The International Organisation for Migration said 100 people were still marooned in the country's most affected areas of Chipinge and Chimanimani, while hundreds had been injured.
Aid agencies said the death toll would likely rise.
Some rescue workers told NewsDay Weekender of many "floating bodies" at the confluence of Rusitu and Nyahode rivers.
Rescue missions continued, with the Air Force of Zimbabwe helicopters and other partners stepping their rescue efforts, airlifting survivors to Chipinge District and Mutare General hospitals.
Mobile operator Econet Wireless Zimbabwe brought in six helicopters, several drones and rescue boats.
"We believe no stone should be left unturned in the search and rescue of survivors," said Econet Zimbabwe Group chief executive officer Douglas Mboweni, who has virtually left his full-time job to focus on the crisis.
Mboweni is leading a team of more than 50 volunteers from the Econet group and its Higherlife Foundation.
"We use drones for inspecting structural defects on our towers, among other network deployment related things, but we realised that we can use them in the search for survivors. They are better than helicopters in certain situations because they fly much lower. We give all information to the authorities that we are working closely with," he said.
Mboweni said companies in Victoria Falls and Kariba had sent specialist boat crews to navigate the rivers, while others had supplied specialist equipment.
"We also have doctors who have joined us as volunteers," Mboweni said.
Yesterday, NewsDay Weekender witnessed some survivors with bruised and swollen faces receiving treatment at Mutare General Hospital.
The Urban Council Association of Zimbabwe (UCAZ) yesterday pledged to contribute equipment towards the reconstruction of infrastructure in areas that were hit by Cyclone Idai.
UCAZ president and Gweru mayor Josiah Makombe told journalists in Harare that the association, which is made up of 32 urban local authorities, was committed to supporting government in mitigating the effects of the destruction of infrastructure by Cyclone Idai.
"As urban local authorities, we are aware that efforts to restore damaged road infrastructure is underway to enable relief to reach affected. However, the equipment on the ground is inadequate. Government has called upon local authorities to contribute plant and equipment," he said.
Harare City Council pledged to contribute $30 000, while the City of Bulawayo pledged $20 000.
UCAZ committed 10 tipper trucks, three front-end loaders and one grader, among other equipment.
Makombe urged government to relocate people illegally settled in wetlands, as they were vulnerable to flood disasters, while also calling for the capacitation of the Department of Civil Protection to effectively enable it to deal with disasters.
Chimanimani East legislator Joshua Sacco (Zanu-PF) said they had identified distribution points for airdropping relief in areas currently not accessible by road.
He said airdrops to Ngangu, Machongwe, Chikukwa and other affected areas were being done by the airforce and other partners.
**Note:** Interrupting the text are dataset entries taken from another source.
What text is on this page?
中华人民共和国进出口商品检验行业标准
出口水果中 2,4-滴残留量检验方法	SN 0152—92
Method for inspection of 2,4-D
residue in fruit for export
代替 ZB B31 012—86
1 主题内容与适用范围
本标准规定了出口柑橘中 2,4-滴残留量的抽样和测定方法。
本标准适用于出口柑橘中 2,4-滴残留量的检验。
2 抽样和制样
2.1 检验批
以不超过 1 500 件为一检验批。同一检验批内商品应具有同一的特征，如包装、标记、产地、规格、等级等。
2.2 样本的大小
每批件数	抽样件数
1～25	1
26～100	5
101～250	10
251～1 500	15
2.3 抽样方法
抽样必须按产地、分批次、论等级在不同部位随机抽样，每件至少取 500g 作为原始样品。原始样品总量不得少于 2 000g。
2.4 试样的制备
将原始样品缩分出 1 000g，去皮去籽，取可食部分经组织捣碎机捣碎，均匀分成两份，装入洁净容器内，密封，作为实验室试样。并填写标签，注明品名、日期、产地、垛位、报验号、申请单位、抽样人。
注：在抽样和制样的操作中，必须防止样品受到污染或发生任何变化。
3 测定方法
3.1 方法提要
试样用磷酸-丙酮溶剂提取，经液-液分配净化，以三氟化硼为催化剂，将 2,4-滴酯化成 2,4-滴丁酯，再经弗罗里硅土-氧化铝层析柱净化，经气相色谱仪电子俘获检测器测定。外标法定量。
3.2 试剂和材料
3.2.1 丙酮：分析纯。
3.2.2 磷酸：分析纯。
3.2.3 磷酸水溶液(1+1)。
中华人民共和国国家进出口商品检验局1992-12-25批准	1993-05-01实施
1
"Relief is trickling in. Once the access roads are opened to heavy traffic, then relief will come in bulk. At the moment, small vehicles have been getting access," he said.
"Once we have heavy traffic to Ngangu and Kopa then the bulk of aid can reach the people. We also had a good response from the donor community and well-wishers. I have been on the ground identifying routes in most affected areas. I have been mobilising equipment, Air Force has done evacuations of patients and supply of medication at hospitals."
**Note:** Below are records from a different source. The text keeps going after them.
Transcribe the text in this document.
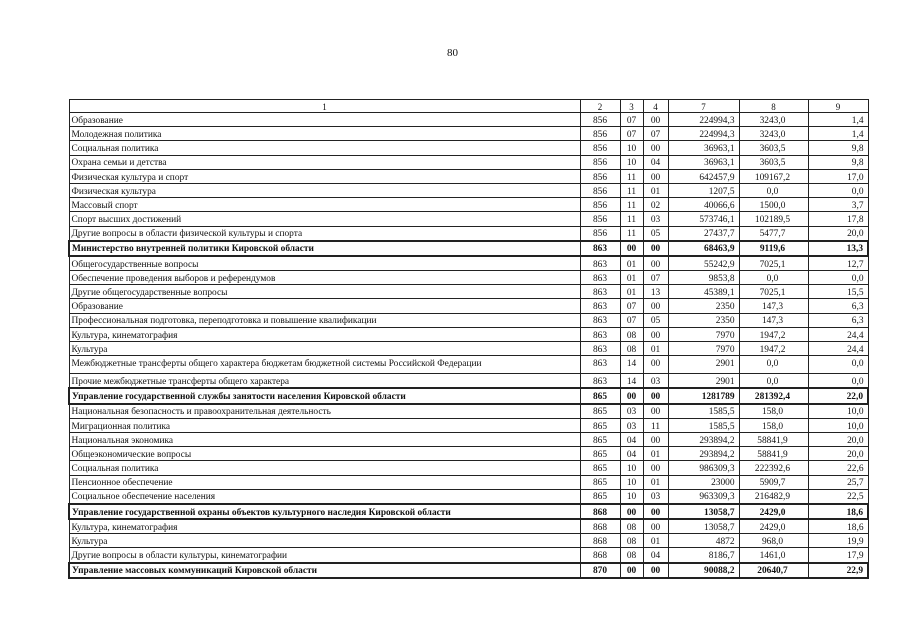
80
1	2	3	4	7	8	9
Образование	856	07	00	224994,3	3243,0	1,4
Молодежная политика	856	07	07	224994,3	3243,0	1,4
Социальная политика	856	10	00	36963,1	3603,5	9,8
Охрана семьи и детства	856	10	04	36963,1	3603,5	9,8
Физическая культура и спорт	856	11	00	642457,9	109167,2	17,0
Физическая культура	856	11	01	1207,5	0,0	0,0
Массовый спорт	856	11	02	40066,6	1500,0	3,7
Спорт высших достижений	856	11	03	573746,1	102189,5	17,8
Другие вопросы в области физической культуры и спорта	856	11	05	27437,7	5477,7	20,0
Министерство внутренней политики Кировской области	863	00	00	68463,9	9119,6	13,3
Общегосударственные вопросы	863	01	00	55242,9	7025,1	12,7
Обеспечение проведения выборов и референдумов	863	01	07	9853,8	0,0	0,0
Другие общегосударственные вопросы	863	01	13	45389,1	7025,1	15,5
Образование	863	07	00	2350	147,3	6,3
Профессиональная подготовка, переподготовка и повышение квалификации	863	07	05	2350	147,3	6,3
Культура, кинематография	863	08	00	7970	1947,2	24,4
Культура	863	08	01	7970	1947,2	24,4
Межбюджетные трансферты общего характера бюджетам бюджетной системы Российской Федерации	863	14	00	2901	0,0	0,0
Прочие межбюджетные трансферты общего характера	863	14	03	2901	0,0	0,0
Управление государственной службы занятости населения Кировской области	865	00	00	1281789	281392,4	22,0
Национальная безопасность и правоохранительная деятельность	865	03	00	1585,5	158,0	10,0
Миграционная политика	865	03	11	1585,5	158,0	10,0
Национальная экономика	865	04	00	293894,2	58841,9	20,0
Общеэкономические вопросы	865	04	01	293894,2	58841,9	20,0
Социальная политика	865	10	00	986309,3	222392,6	22,6
Пенсионное обеспечение	865	10	01	23000	5909,7	25,7
Социальное обеспечение населения	865	10	03	963309,3	216482,9	22,5
Управление государственной охраны объектов культурного наследия Кировской области	868	00	00	13058,7	2429,0	18,6
Культура, кинематография	868	08	00	13058,7	2429,0	18,6
Культура	868	08	01	4872	968,0	19,9
Другие вопросы в области культуры, кинематографии	868	08	04	8186,7	1461,0	17,9
Управление массовых коммуникаций Кировской области	870	00	00	90088,2	20640,7	22,9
Defence minister Oppah Muchinguri was reportedly earmarked to visit affected areas yesterday near Mozambique with a Chinese delegation to assess the damage of infrastructure.
The tour was postponed following reports that the helicopter they were supposed to use was assigned to other missions.
The Chinese government on Thursday donated 11 truckloads of foodstuffs, clothes and other necessities worth at least $300 000.
An international development charity, Voluntary Services Overseas (VSO), estimated the victims of Cyclone Idai, which hit Zimbabwe, Mozambique and Malawi, at over 1,6 million.
In a statement, VSO said its volunteers and programmes teams had been working within disaster-affected communities in Mozambique and Zimbabwe and had witnessed the devastating impact of the tropical storm.
The Zimbabwe Catholic Bishops Conference (ZCBC) said its relief efforts were being co-ordinated through its development agency, CARITAS.
In a letter, ZCBC encouraged all sectors in the country, the government and churches, civil society groups, business and development agencies to work together in a harmonised way to bring immediate and long term relief to all the "unfortunate people whose lives have been devastated by Cyclone Idai".
"Such disasters can remind us that we are all brothers and sisters, that we all share the great dignity as beloved children of our loving Lord. Our life on earth, though very precious, is very fragile and any day can be our last day," ZCBC said. "Let us use each day to show love to others, to value the gift of human life and to believe that our lasting home is in heaven, where there will be no more tears and sadness."